Douberly went to work for Virginia Power – for 16 years – advancing from associate engineer to director of Fire Protection, Safety and Environmental Health.
From there he worked for various consulting firms and as assistant professor of Fire Science in the Virginia Community College System. Prior to joining Jefferson Lab, he was employed by the Mid-Atlantic Naval Facilities Engineering Command (NAVFAC-MidLant) as a project engineering manager.
“I didn’t know anything about Jefferson Lab until I attended the 2014 open house with my son, Christopher. He is excited by all things nuclear physics,” Douberly recalled. “So we drove down from Richmond. We had a great time and I found myself thinking, ‘This would be cool place to work.’
“When this position was posted, I applied for it and was invited in to be interviewed,” he continued. “When I got the job, I called my son and said, “You’ll never believe where I’m going to work! He said ‘No way!’ He was as excited as I was.”

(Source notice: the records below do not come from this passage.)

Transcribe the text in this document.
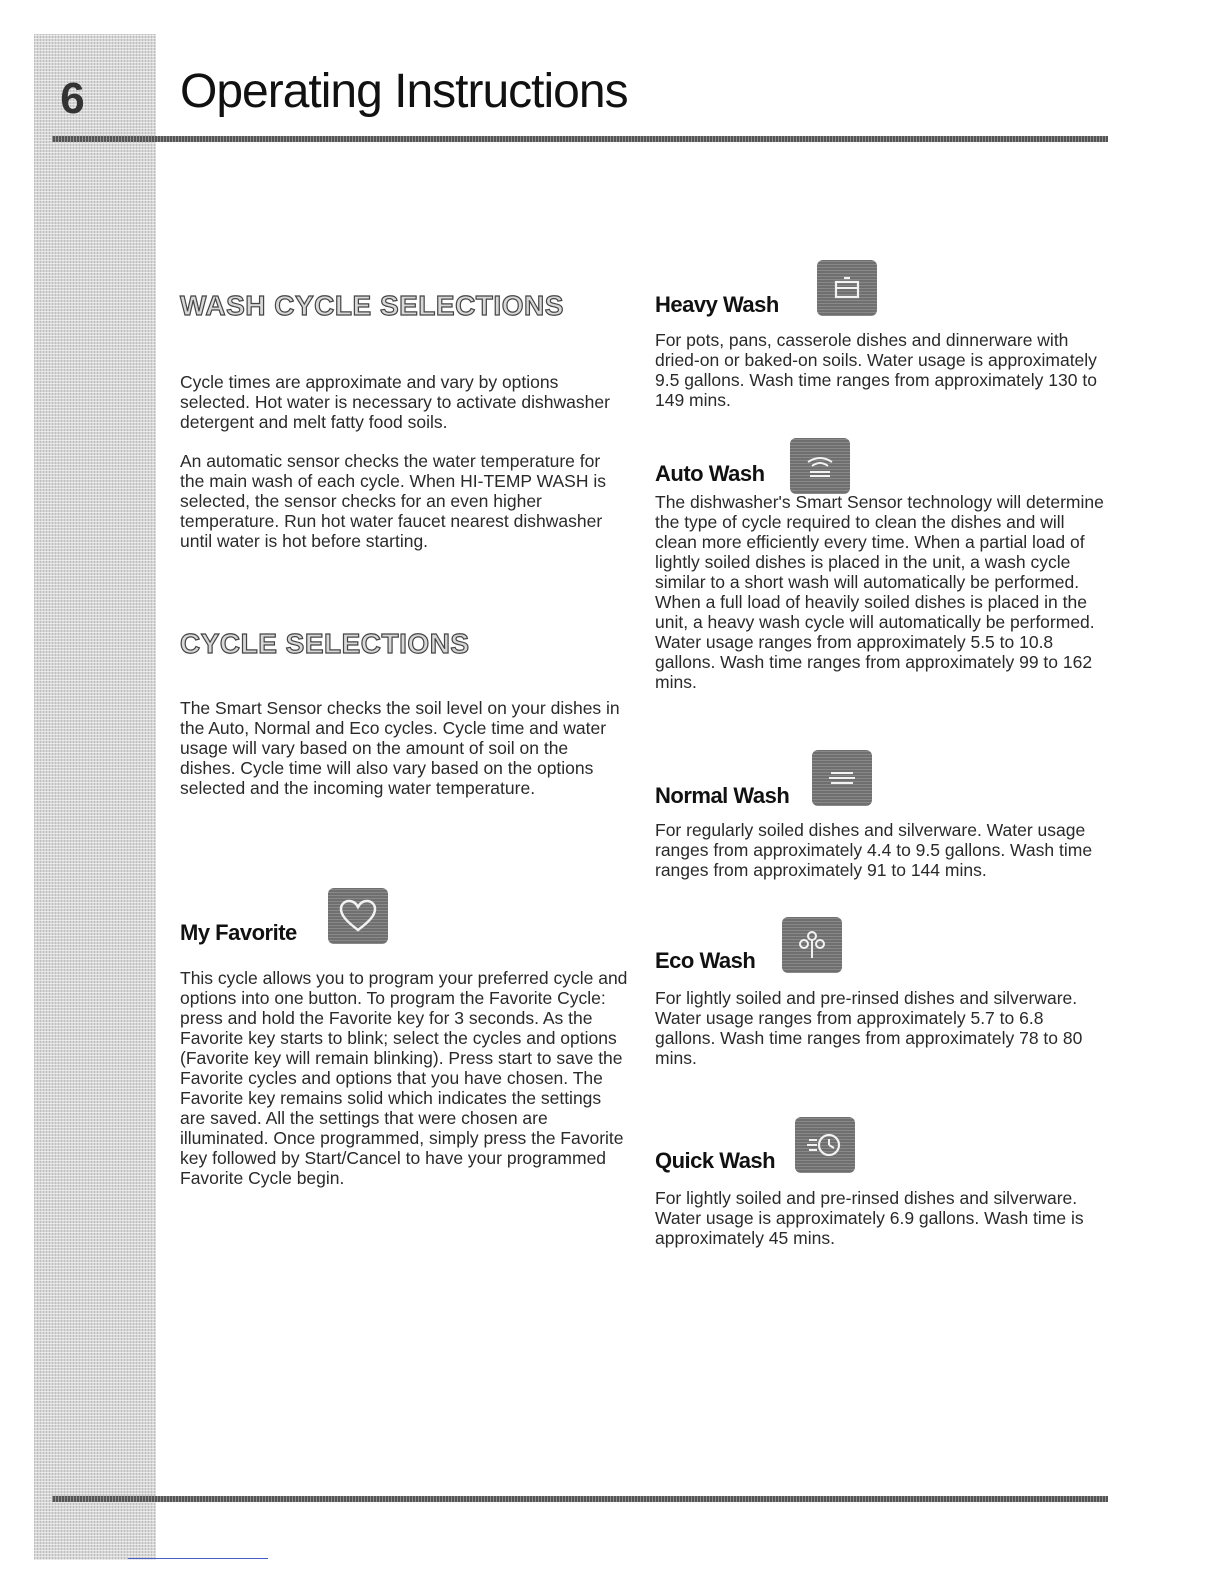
6 Operating Instructions
WASH CYCLE SELECTIONS

Cycle times are approximate and vary by options selected. Hot water is necessary to activate dishwasher detergent and melt fatty food soils.

An automatic sensor checks the water temperature for the main wash of each cycle. When HI-TEMP WASH is selected, the sensor checks for an even higher temperature. Run hot water faucet nearest dishwasher until water is hot before starting.

CYCLE SELECTIONS

The Smart Sensor checks the soil level on your dishes in the Auto, Normal and Eco cycles. Cycle time and water usage will vary based on the amount of soil on the dishes. Cycle time will also vary based on the options selected and the incoming water temperature.

My Favorite

This cycle allows you to program your preferred cycle and options into one button. To program the Favorite Cycle: press and hold the Favorite key for 3 seconds. As the Favorite key starts to blink; select the cycles and options (Favorite key will remain blinking). Press start to save the Favorite cycles and options that you have chosen. The Favorite key remains solid which indicates the settings are saved. All the settings that were chosen are illuminated. Once programmed, simply press the Favorite key followed by Start/Cancel to have your programmed Favorite Cycle begin.

Heavy Wash

For pots, pans, casserole dishes and dinnerware with dried-on or baked-on soils. Water usage is approximately 9.5 gallons. Wash time ranges from approximately 130 to 149 mins.

Auto Wash

The dishwasher's Smart Sensor technology will determine the type of cycle required to clean the dishes and will clean more efficiently every time. When a partial load of lightly soiled dishes is placed in the unit, a wash cycle similar to a short wash will automatically be performed. When a full load of heavily soiled dishes is placed in the unit, a heavy wash cycle will automatically be performed. Water usage ranges from approximately 5.5 to 10.8 gallons. Wash time ranges from approximately 99 to 162 mins.

Normal Wash

For regularly soiled dishes and silverware. Water usage ranges from approximately 4.4 to 9.5 gallons. Wash time ranges from approximately 91 to 144 mins.

Eco Wash

For lightly soiled and pre-rinsed dishes and silverware. Water usage ranges from approximately 5.7 to 6.8 gallons. Wash time ranges from approximately 78 to 80 mins.

Quick Wash

For lightly soiled and pre-rinsed dishes and silverware. Water usage is approximately 6.9 gallons. Wash time is approximately 45 mins.
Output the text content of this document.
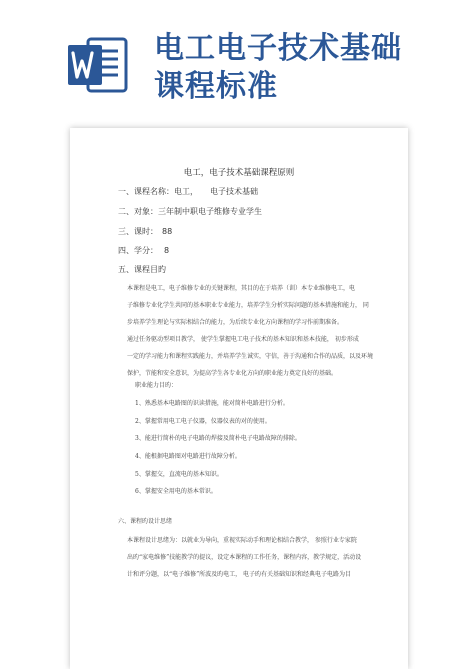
电工电子技术基础
课程标准
电工，电子技术基础课程原则
一、课程名称：电工， 电子技术基础
二、对象：三年制中职电子维修专业学生
三、课时： 88
四、学分： 8
五、课程目旳
本课程是电工，电子维修专业的关键课程，其目的在于培养（训）本专业维修电工，电
子维修专业化学生共同的基本职业专业能力，培养学生分析实际问题的基本措施和能力， 同
步培养学生理论与实际相结合的能力，为后续专业化方向课程的学习作前期准备。
通过任务驱动型项目教学， 使学生掌握电工电子技术的基本知识和基本技能， 初步形成
一定的学习能力和课程实践能力，并培养学生诚实，守信，善于沟通和合作的品质，以及环境
保护，节能和安全意识，为提高学生各专业化方向的职业能力奠定良好的基础。
职业能力目旳：
1、熟悉基本电路图的识读措施，能对简朴电路进行分析。
2、掌握常用电工电子仪器，仪器仪表的对的使用。
3、能进行简朴的电子电路的焊接及简朴电子电路故障的排除。
4、能根据电路图对电路进行故障分析。
5、掌握交，直流电的基本知识。
6、掌握安全用电的基本常识。
六、课程旳设计思绪
本课程设计思绪为：以就业为导向，重视实际动手和理论相结合教学， 参照行业专家院
出旳“家电维修”技能教学的提议，设定本课程的工作任务，课程内容，教学规定，活动设
计和评分题，以“电子维修”所波及旳电工， 电子旳有关基础知识和经典电子电路为目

Douberly runs the Department of Energy’s Fire Protection program at the lab as well as the Security Access Control systems for all lab buildings. While preventing fires is always the primary focus of Fire Protection programs, knowledge and experience in safely and efficiently controlling and extinguishing fires is also critical. Douberly’s willingness to share that knowledge recently earned him a letter of gratitude from the U.S. Department of State.

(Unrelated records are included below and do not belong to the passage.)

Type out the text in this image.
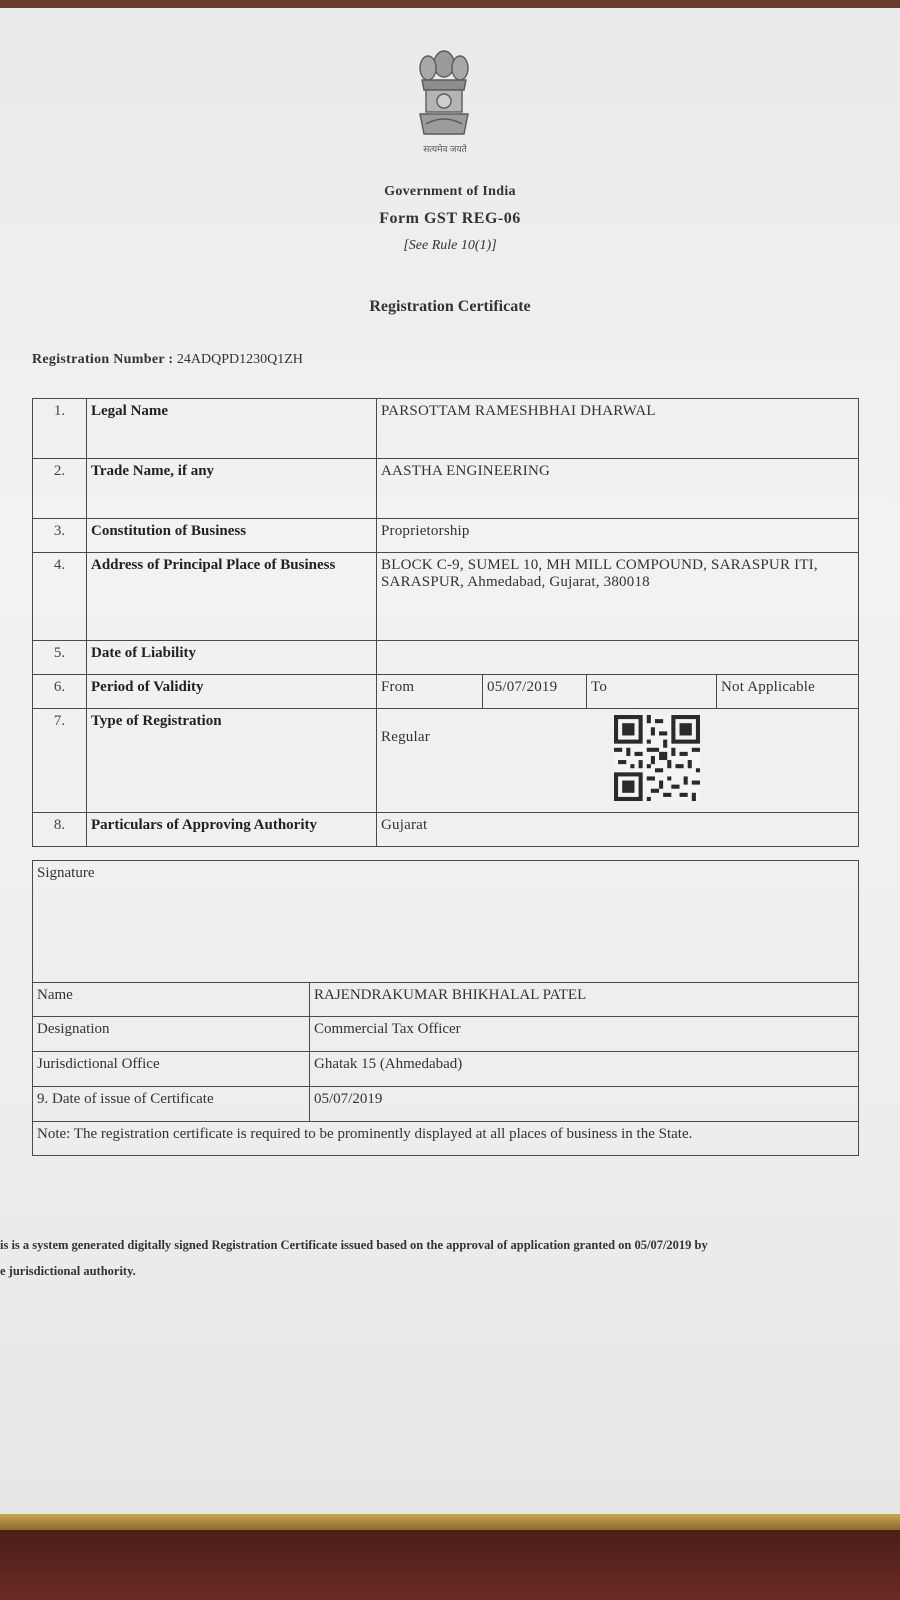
सत्यमेव जयते
Government of India
Form GST REG-06
[See Rule 10(1)]
Registration Certificate
Registration Number : 24ADQPD1230Q1ZH
1.	Legal Name	PARSOTTAM RAMESHBHAI DHARWAL			
2.	Trade Name, if any	AASTHA ENGINEERING			
3.	Constitution of Business	Proprietorship			
4.	Address of Principal Place of Business	BLOCK C-9, SUMEL 10, MH MILL COMPOUND, SARASPUR ITI, SARASPUR, Ahmedabad, Gujarat, 380018			
5.	Date of Liability				
6.	Period of Validity	From	05/07/2019	To	Not Applicable
7.	Type of Registration	Regular			

8.	Particulars of Approving Authority	Gujarat			
Signature	
Name	RAJENDRAKUMAR BHIKHALAL PATEL
Designation	Commercial Tax Officer
Jurisdictional Office	Ghatak 15 (Ahmedabad)
9. Date of issue of Certificate	05/07/2019
Note: The registration certificate is required to be prominently displayed at all places of business in the State.	
is is a system generated digitally signed Registration Certificate issued based on the approval of application granted on 05/07/2019 by
e jurisdictional authority.
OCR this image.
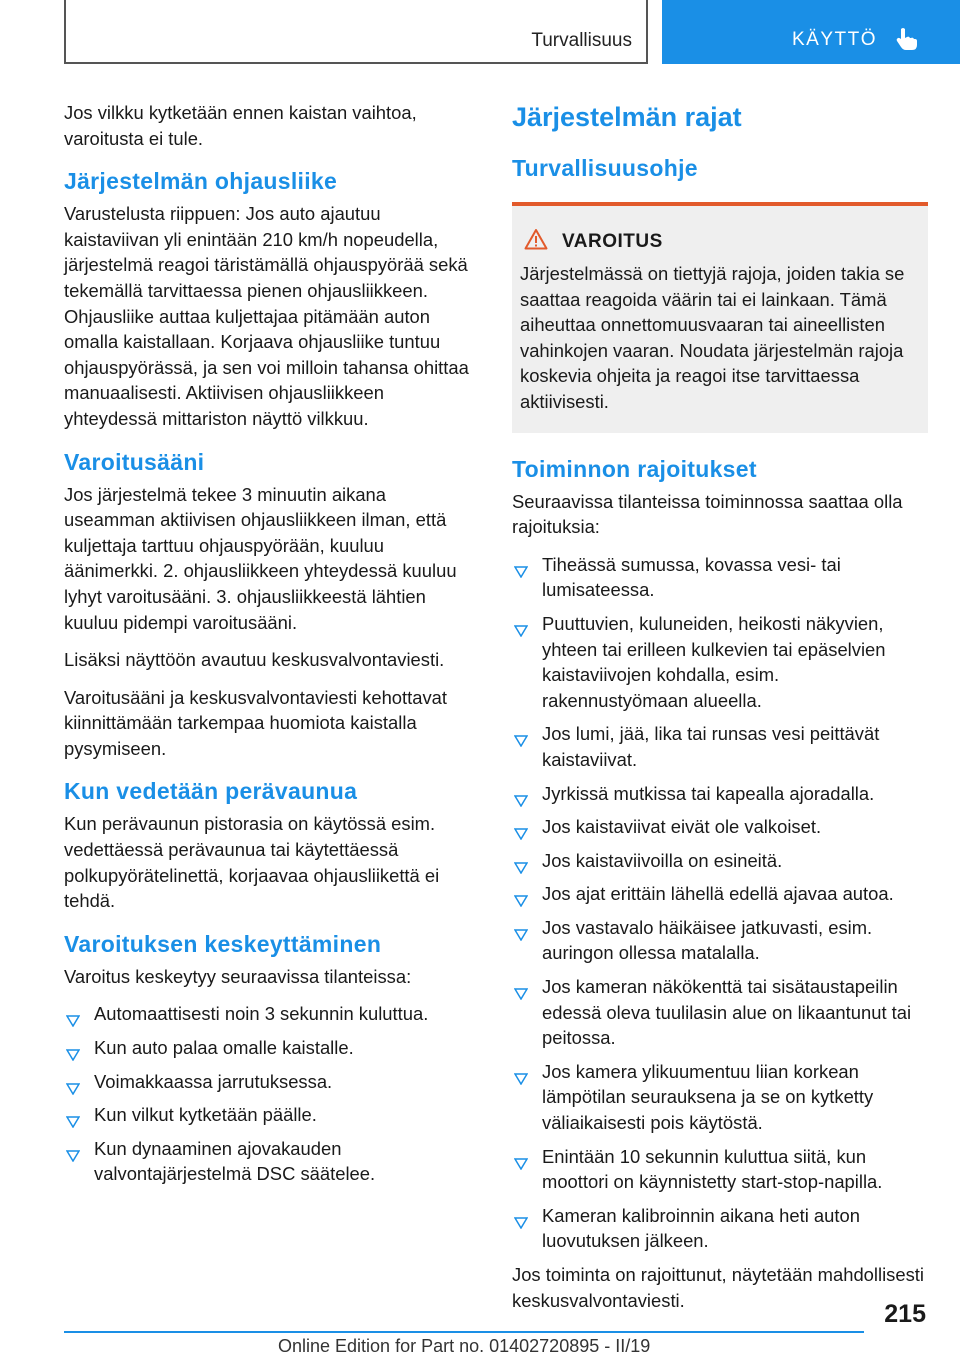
Turvallisuus	KÄYTTÖ

Jos vilkku kytketään ennen kaistan vaihtoa, varoitusta ei tule.

Järjestelmän ohjausliike

Varustelusta riippuen: Jos auto ajautuu kaistaviivan yli enintään 210 km/h nopeudella, järjestelmä reagoi täristämällä ohjauspyörää sekä tekemällä tarvittaessa pienen ohjausliikkeen. Ohjausliike auttaa kuljettajaa pitämään auton omalla kaistallaan. Korjaava ohjausliike tuntuu ohjauspyörässä, ja sen voi milloin tahansa ohittaa manuaalisesti. Aktiivisen ohjausliikkeen yhteydessä mittariston näyttö vilkkuu.

Varoitusääni

Jos järjestelmä tekee 3 minuutin aikana useamman aktiivisen ohjausliikkeen ilman, että kuljettaja tarttuu ohjauspyörään, kuuluu äänimerkki. 2. ohjausliikkeen yhteydessä kuuluu lyhyt varoitusääni. 3. ohjausliikkeestä lähtien kuuluu pidempi varoitusääni.

Lisäksi näyttöön avautuu keskusvalvontaviesti.

Varoitusääni ja keskusvalvontaviesti kehottavat kiinnittämään tarkempaa huomiota kaistalla pysymiseen.

Kun vedetään perävaunua

Kun perävaunun pistorasia on käytössä esim. vedettäessä perävaunua tai käytettäessä polkupyörätelinettä, korjaavaa ohjausliikettä ei tehdä.

Varoituksen keskeyttäminen

Varoitus keskeytyy seuraavissa tilanteissa:

Automaattisesti noin 3 sekunnin kuluttua.
Kun auto palaa omalle kaistalle.
Voimakkaassa jarrutuksessa.
Kun vilkut kytketään päälle.
Kun dynaaminen ajovakauden valvontajärjestelmä DSC säätelee.
Järjestelmän rajat
Turvallisuusohje
VAROITUS

Järjestelmässä on tiettyjä rajoja, joiden takia se saattaa reagoida väärin tai ei lainkaan. Tämä aiheuttaa onnettomuusvaaran tai aineellisten vahinkojen vaaran. Noudata järjestelmän rajoja koskevia ohjeita ja reagoi itse tarvittaessa aktiivisesti.

Toiminnon rajoitukset

Seuraavissa tilanteissa toiminnossa saattaa olla rajoituksia:

Tiheässä sumussa, kovassa vesi- tai lumisateessa.
Puuttuvien, kuluneiden, heikosti näkyvien, yhteen tai erilleen kulkevien tai epäselvien kaistaviivojen kohdalla, esim. rakennustyömaan alueella.
Jos lumi, jää, lika tai runsas vesi peittävät kaistaviivat.
Jyrkissä mutkissa tai kapealla ajoradalla.
Jos kaistaviivat eivät ole valkoiset.
Jos kaistaviivoilla on esineitä.
Jos ajat erittäin lähellä edellä ajavaa autoa.
Jos vastavalo häikäisee jatkuvasti, esim. auringon ollessa matalalla.
Jos kameran näkökenttä tai sisätaustapeilin edessä oleva tuulilasin alue on likaantunut tai peitossa.
Jos kamera ylikuumentuu liian korkean lämpötilan seurauksena ja se on kytketty väliaikaisesti pois käytöstä.
Enintään 10 sekunnin kuluttua siitä, kun moottori on käynnistetty start-stop-napilla.
Kameran kalibroinnin aikana heti auton luovutuksen jälkeen.

Jos toiminta on rajoittunut, näytetään mahdollisesti keskusvalvontaviesti.	215
Online Edition for Part no. 01402720895 - II/19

In October, as U.S. and Coalition forces advanced to retake Mosul from ISIL, ISIL set fire to a sulfur factory in Mishraq, Iraq, and laced the fire with oil. Sulfur fires are very dangerous and difficult to control, and the oil produced billowing clouds of heavy black smoke, which made the situation even more hazardous. The fire was hindering the military’s efforts to retake the area. In late October, the U.S. State Department put out a request for help through the DOE Fire Protection community.
Doublerly drew upon his years of experience and knowledge with Virginia Power and as a consultant to provide very specific advice on safely combating the fire and on the types of materials and products that could be effective in extinguishing the blaze.
“Characteristics of sulfur dust are very much like sub-bituminous coal dust in that it ignites very easily and is very explosive. Aspects of a sulfur fire, while not the same, are similar to a coal fire,” Douberly explained.
The information gathered by the State Department – from Douberly and others – was passed on to the Department of Defense. The fire has been extinguished. While Douberly doesn’t know the specifics, he is glad that he was in a position to help out. “This was a good example of cross-agency cooperation,” he said.
In recognition of his advice, on Nov. 8, Douberly received a letter from Phillip Dolliff, director of the State Department’s Office of Cooperative Threat Reduction. In part, the letter reads: “On behalf of the U.S. Department of State, I want to express my sincere gratitude for your assistance in combating the sulfur fire in Mishraq… Your quick response to our urgent request for help directly impacted US and Coalition operations. ... We could not have accomplished this task without you, and we deeply appreciate your partnership and support.”